Consumer Reports: do-it-yourself medical tests reviewed


Stephanie Paulmeno takes a blood glucose reading every day to control her diabetes.

"I think that the home tests are so important because it gives you an opportunity to see how you're regulating your own blood sugar," Paulmeno said.

Glucose kits to manage diabetes at home are useful, and so are blood-pressure monitors. Doctors encourage people with hypertension or borderline hypertension to use them.

But Consumer Reports says other tests could lead you astray, like a kit to let women know menopause is under way.

"Women in their late 40s and 50s might interpret those results to mean that they no longer need birth control, and that could result in an unwanted pregnancy," said Marvin Lipman of Consumer Reports.

Other home tests have questionable value, including ones that screen for high-cholesterol levels.

"These tests measure total cholesterol, but you still need a doctor to interpret the results for you and to tell you what to do about it," Lipman said.

A kit can help you uncover a urinary-tract infection, but you need a prescription from a physician if you get a positive result.

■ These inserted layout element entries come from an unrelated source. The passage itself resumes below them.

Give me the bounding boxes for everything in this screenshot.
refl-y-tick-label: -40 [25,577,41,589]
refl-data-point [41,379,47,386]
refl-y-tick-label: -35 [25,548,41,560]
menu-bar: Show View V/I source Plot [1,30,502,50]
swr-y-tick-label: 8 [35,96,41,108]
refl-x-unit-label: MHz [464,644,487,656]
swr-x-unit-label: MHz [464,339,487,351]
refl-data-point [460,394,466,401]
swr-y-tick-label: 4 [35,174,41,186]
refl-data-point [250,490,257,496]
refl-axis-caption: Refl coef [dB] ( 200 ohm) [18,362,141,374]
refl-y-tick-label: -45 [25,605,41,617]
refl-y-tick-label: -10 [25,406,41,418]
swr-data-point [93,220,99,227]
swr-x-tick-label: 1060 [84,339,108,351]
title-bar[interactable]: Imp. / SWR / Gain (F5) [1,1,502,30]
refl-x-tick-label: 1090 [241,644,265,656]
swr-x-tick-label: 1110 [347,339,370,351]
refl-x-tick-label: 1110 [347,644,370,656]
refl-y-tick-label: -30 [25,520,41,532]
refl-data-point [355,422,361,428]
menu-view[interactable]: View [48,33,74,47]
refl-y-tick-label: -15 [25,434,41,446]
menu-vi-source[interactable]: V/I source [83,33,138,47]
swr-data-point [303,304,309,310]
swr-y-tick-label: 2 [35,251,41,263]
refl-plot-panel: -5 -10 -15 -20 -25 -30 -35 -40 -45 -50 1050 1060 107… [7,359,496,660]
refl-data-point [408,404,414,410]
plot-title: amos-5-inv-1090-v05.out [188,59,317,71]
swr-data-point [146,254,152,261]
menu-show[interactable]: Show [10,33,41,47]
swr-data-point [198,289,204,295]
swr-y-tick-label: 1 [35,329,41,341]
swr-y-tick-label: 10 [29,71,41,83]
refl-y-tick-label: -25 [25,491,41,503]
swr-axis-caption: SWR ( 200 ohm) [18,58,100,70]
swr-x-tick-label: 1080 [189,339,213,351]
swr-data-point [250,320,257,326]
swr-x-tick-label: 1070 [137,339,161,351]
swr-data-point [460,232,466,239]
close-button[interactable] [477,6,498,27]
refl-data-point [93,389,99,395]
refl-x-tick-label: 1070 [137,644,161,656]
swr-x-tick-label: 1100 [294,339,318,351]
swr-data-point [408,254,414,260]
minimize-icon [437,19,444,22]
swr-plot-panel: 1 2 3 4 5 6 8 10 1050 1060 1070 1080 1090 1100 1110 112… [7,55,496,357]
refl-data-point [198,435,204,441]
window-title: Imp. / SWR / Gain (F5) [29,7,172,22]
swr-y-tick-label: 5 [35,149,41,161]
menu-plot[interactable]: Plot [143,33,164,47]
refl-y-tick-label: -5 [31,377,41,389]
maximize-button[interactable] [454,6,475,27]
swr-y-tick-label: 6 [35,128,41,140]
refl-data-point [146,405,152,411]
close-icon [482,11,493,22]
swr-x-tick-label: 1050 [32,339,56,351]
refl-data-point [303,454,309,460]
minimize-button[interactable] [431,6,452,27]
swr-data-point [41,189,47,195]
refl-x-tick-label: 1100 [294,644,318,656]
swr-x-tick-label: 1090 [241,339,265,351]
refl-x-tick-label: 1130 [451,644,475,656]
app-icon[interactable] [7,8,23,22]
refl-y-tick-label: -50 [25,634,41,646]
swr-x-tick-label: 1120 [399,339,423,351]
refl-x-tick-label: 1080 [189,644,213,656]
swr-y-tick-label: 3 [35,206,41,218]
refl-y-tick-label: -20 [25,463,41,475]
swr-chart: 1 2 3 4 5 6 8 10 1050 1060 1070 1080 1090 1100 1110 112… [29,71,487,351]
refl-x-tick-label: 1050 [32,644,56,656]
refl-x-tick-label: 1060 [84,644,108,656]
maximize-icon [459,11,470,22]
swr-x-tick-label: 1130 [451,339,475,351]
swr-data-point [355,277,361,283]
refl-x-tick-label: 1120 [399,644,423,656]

"You really have to know in advance whether your doctor is willing to prescribe over the phone. Many are not willing to do that," Lipman said.

Even when at-home tests are recommended, they're not a replacement for professional medical care.

Consumer Reports says another home test you can skip is one that looks for early signs of heart disease. It detects a marker called C-reactive protein, but the problem is, the tests can be hard to read and haven't proven to be effective.